Step 1: Subtract 7 from both sides of the inequality.
10 - 7 ≥ 7 + 3x - 7 simplify
3 ≥ 3x
Step 2: Divide both sides of the inequality by 3.
3/3 ≥ 3x/3 simplify
1 ≥ x
So the solution to the first compound inequality is x ≤ 1.
Next, let's solve the compound inequality 9 - 4x ≤ 1.
Step 1: Subtract 9 from both sides of the inequality.
9 - 9 - 4x ≤ 1 - 9 simplify
-4x ≤ -8
Step 2: Divide both sides of the inequality by -4. Note that when dividing by a negative number, the direction of the inequality sign must be reversed.
-4x/-4 ≥ -8/-4 simplify
x ≥ 2
So the solution to the second compound inequality is x ≥ 2.
Now let's graph the solutions on a number line.

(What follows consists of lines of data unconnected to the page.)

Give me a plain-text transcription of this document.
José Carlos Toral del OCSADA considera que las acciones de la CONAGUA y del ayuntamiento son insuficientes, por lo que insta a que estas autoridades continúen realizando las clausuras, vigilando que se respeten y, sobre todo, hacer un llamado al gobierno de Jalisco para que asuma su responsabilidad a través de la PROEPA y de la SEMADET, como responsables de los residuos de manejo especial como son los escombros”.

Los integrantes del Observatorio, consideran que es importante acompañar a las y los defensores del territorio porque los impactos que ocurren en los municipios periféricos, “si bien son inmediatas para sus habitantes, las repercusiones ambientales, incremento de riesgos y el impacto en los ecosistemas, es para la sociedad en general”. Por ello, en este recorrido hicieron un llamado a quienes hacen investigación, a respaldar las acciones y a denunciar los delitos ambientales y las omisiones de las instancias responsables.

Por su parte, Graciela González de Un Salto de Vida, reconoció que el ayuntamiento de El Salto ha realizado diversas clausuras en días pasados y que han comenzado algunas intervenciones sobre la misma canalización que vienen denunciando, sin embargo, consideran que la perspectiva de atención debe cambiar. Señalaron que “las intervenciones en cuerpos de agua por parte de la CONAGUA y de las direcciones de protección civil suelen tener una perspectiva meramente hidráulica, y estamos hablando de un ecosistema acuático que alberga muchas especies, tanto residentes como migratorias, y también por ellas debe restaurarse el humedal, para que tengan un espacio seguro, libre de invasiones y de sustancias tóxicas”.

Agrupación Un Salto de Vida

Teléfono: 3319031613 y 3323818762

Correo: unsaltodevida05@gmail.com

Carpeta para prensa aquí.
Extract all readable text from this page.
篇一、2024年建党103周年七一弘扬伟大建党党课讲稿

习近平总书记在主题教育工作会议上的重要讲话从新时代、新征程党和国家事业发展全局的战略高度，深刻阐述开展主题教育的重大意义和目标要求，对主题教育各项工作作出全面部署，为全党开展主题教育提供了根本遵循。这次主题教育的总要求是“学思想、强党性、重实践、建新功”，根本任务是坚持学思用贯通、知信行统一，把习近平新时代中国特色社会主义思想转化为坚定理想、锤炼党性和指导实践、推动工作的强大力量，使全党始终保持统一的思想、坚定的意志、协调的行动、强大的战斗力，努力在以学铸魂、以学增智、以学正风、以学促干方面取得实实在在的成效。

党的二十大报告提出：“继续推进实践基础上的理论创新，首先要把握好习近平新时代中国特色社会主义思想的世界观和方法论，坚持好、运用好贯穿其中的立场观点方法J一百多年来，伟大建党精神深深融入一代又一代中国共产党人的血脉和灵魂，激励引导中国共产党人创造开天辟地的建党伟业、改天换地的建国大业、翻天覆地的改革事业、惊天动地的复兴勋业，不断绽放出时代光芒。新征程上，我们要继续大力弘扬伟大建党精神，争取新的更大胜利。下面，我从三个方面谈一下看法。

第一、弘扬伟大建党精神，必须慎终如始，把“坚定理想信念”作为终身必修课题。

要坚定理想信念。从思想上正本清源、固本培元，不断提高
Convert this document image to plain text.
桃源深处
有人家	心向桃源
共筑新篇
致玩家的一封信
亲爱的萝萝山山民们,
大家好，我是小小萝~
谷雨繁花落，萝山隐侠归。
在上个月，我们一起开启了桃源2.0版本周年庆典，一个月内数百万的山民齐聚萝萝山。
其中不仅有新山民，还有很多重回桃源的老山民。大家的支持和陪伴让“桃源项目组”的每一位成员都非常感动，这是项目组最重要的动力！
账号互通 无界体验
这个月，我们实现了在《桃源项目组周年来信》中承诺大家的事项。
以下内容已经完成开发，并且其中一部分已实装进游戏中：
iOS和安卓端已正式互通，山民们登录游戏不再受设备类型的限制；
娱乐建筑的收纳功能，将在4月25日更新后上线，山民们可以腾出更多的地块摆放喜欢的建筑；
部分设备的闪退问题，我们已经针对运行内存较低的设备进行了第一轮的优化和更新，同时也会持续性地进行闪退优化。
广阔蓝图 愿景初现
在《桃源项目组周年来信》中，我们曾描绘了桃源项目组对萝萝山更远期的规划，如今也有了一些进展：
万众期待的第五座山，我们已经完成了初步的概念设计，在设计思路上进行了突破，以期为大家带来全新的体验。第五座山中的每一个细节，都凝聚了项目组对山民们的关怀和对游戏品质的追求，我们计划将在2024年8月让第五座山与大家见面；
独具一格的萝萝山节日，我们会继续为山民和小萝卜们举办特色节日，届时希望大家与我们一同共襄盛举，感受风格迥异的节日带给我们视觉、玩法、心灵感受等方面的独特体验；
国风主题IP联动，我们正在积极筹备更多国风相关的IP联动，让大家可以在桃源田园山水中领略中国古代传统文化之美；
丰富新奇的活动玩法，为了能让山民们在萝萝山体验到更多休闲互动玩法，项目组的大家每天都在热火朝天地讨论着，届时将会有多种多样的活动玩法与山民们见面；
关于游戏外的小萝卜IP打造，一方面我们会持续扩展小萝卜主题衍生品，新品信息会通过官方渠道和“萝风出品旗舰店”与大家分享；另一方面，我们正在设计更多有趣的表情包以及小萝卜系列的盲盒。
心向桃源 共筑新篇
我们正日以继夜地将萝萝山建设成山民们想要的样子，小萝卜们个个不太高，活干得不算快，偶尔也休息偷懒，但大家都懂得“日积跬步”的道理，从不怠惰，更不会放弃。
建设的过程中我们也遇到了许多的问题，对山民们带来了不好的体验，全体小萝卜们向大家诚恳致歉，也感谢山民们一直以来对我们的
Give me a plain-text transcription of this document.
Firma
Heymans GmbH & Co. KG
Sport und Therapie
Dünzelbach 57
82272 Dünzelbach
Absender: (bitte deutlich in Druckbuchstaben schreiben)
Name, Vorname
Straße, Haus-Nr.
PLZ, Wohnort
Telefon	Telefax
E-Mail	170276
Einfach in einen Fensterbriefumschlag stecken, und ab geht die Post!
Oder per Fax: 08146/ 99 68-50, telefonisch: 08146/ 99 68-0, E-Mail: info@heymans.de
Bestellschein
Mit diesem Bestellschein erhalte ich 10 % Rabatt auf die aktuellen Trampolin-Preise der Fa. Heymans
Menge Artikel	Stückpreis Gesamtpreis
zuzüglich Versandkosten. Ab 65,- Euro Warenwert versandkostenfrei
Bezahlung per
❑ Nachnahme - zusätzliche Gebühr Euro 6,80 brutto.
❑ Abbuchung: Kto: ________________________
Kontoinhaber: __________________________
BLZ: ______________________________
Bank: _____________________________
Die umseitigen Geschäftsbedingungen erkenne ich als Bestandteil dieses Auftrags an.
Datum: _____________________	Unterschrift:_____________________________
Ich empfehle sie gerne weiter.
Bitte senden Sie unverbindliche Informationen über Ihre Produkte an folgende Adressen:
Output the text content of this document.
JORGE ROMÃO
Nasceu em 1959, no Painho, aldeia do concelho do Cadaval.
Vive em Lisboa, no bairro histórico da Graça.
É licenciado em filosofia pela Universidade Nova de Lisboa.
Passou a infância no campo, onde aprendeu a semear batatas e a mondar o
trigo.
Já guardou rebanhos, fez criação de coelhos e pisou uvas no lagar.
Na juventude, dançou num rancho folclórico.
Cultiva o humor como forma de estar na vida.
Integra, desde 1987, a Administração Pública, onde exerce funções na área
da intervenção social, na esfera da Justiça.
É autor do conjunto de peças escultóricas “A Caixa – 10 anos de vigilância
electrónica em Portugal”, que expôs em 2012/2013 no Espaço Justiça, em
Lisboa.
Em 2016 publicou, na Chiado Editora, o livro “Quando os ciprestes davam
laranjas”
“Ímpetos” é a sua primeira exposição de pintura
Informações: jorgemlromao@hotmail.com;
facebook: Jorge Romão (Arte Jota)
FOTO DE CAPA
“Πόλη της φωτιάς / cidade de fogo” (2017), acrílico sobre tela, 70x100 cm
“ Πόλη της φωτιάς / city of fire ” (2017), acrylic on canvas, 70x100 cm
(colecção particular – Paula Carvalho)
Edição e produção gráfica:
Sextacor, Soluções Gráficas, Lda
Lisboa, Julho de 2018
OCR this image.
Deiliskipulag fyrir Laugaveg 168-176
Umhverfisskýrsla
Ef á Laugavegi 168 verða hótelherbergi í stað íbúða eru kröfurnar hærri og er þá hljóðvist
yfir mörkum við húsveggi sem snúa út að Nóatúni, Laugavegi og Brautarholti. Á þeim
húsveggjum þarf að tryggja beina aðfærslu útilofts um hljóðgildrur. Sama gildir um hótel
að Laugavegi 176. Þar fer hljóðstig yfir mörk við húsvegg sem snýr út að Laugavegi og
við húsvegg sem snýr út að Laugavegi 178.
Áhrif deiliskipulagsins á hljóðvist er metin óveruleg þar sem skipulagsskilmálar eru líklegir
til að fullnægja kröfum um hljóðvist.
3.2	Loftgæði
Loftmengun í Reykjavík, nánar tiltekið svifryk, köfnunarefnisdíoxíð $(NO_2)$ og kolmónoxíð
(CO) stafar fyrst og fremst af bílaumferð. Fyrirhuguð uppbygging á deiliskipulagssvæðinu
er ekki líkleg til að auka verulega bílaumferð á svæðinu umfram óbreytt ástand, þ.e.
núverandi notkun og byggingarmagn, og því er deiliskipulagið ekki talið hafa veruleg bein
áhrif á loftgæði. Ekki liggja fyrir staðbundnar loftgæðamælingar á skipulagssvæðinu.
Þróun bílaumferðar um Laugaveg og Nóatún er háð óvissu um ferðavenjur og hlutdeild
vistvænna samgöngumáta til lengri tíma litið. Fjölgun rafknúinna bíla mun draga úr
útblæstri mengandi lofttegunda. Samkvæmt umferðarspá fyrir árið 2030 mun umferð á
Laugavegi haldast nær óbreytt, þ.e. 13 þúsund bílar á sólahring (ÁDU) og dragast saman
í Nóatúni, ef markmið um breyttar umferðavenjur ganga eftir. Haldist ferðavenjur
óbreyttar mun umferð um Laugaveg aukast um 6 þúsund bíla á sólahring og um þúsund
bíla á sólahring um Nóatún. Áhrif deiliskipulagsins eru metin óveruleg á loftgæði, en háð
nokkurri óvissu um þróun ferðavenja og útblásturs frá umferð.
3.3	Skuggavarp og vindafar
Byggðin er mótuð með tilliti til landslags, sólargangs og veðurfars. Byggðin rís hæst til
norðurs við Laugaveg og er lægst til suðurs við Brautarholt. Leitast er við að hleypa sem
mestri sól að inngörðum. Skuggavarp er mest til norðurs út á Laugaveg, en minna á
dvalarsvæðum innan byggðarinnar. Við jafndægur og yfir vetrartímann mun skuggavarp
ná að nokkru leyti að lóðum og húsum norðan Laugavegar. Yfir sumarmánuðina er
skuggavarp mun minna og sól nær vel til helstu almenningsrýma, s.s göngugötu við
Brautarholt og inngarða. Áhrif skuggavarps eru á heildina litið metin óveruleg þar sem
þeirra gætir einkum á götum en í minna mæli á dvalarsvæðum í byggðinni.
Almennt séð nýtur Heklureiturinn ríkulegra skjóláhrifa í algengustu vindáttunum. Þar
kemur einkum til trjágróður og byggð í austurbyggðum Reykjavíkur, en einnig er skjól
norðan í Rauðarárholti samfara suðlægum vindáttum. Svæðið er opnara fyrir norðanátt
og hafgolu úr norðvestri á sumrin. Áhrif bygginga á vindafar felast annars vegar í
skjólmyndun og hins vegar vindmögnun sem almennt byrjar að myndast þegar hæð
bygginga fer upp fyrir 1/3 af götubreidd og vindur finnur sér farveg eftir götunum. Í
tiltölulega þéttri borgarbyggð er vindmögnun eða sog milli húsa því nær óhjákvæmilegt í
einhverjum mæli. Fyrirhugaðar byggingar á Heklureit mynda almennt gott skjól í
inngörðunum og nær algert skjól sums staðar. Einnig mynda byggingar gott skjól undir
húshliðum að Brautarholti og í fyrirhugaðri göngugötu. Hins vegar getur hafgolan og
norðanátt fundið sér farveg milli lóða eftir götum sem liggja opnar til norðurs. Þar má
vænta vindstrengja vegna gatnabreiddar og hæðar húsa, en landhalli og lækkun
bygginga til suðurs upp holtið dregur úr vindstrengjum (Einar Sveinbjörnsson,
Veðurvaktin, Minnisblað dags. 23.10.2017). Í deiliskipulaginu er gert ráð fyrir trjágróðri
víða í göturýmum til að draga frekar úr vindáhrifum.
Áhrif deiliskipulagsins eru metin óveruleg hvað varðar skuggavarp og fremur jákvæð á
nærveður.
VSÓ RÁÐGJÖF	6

For x ≤ 1, we plot a closed dot on the number 1 and shade the area to the left of the dot.
For x ≥ 2, we plot a closed dot on the number 2 and shade the area to the right of the dot.
The combined graph would look like this:
```
------(=)-------------------(=)-------
1 2
```
The shaded region represents the solution to the compound inequalities.